Spectral Partitioning and Nearest Neighbor Search
In the Approximate Nearest Neighbor Search (NNS) problem our goal is to pre-process a given set of points P in d-dimensional space into a data structure so that, given a query point q, we can quickly find a point p in P which is as close as possible to q according to some distance measure. NNS is an important primitive in many data analysis tasks, and has numerous applications in computational geometry, databases, computer vision, and machine learning, among others. In this talk I will focus on the high-dimensional regime in which space or query time exponential in dimension are unacceptable.
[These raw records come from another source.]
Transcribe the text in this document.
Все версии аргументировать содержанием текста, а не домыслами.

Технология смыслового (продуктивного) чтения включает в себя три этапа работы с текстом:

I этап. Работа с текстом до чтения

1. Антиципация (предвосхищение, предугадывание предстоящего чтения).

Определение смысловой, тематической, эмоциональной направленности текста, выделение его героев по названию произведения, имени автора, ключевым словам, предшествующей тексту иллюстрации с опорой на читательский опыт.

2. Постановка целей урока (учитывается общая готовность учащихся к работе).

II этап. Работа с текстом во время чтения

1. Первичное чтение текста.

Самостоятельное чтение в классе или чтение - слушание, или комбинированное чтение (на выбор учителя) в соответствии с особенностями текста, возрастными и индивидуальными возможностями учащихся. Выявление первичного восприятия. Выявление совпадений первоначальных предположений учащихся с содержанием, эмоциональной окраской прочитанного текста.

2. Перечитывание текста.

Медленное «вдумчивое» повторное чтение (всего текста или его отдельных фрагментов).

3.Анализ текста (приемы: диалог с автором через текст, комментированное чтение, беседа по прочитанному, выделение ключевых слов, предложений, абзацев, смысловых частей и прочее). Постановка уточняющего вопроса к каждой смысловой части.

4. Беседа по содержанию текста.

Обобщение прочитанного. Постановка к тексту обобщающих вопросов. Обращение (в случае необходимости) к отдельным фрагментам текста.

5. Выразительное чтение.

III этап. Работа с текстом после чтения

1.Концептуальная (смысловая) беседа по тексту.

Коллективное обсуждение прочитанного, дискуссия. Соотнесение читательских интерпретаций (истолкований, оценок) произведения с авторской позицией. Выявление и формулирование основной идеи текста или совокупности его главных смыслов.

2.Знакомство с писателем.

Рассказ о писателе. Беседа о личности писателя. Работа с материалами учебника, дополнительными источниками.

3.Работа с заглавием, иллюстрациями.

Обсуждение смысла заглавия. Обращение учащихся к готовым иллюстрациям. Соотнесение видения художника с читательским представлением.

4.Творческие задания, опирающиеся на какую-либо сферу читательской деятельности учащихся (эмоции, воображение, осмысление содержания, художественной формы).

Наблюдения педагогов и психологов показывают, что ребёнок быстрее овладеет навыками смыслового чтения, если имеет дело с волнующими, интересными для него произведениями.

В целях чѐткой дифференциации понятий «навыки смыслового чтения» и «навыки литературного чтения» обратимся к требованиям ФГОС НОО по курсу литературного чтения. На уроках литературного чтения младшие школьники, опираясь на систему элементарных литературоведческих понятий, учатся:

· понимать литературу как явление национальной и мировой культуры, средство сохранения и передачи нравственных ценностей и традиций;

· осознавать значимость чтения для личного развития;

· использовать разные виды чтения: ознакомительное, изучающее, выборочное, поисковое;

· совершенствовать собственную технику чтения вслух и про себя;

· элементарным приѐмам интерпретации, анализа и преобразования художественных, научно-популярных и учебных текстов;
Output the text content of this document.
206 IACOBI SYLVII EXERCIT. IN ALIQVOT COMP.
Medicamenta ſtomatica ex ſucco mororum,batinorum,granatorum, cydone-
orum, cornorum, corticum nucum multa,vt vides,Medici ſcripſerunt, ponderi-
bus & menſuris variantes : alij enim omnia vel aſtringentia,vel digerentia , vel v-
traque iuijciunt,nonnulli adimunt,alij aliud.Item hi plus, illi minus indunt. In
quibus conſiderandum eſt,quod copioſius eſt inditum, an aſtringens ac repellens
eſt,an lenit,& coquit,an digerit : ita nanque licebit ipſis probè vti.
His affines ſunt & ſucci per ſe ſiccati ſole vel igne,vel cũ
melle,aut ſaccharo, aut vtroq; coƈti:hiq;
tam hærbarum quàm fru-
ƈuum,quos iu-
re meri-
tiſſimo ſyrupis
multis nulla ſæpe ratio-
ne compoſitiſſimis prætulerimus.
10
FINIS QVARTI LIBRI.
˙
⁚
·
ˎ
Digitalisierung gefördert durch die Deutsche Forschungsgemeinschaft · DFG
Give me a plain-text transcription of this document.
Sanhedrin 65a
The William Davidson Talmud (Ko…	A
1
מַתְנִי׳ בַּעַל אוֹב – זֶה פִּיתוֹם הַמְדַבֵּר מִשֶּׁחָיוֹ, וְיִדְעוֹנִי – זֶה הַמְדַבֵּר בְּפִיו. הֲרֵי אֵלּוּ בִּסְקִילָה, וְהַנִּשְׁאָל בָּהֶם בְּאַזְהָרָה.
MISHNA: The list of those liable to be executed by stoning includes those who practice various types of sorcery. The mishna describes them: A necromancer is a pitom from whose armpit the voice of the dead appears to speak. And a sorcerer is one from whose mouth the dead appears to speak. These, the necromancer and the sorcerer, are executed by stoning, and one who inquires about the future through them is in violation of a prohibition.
I will describe a way to apply spectral partitioning of graphs to the NNS problem, giving us a generic reduction from nonlinear spectral gaps of metric spaces to data-dependent Locality-Sensitive Hashing, and a new approach to NNS data structures in high-dimensional spaces. Using this reduction, we get NNS data structures in the cell probe model for any d-dimensional norm with log(d) approximation, near-linear space, and sublinear query complexity. We also obtain improved NNS data structures for classical norms, like Lp norms and Schatten-p matrix norms. Finally, combining this reduction with a smooth map between spheres of normed spaces due to Daher, we get the first efficient high-dimensional NNS data structure with approximation sub-polynomial in the dimension d.
Based on joint work with Alexandr Andoni, Assaf Naor, Ilya Razenshteyn, and Erik Waingarten.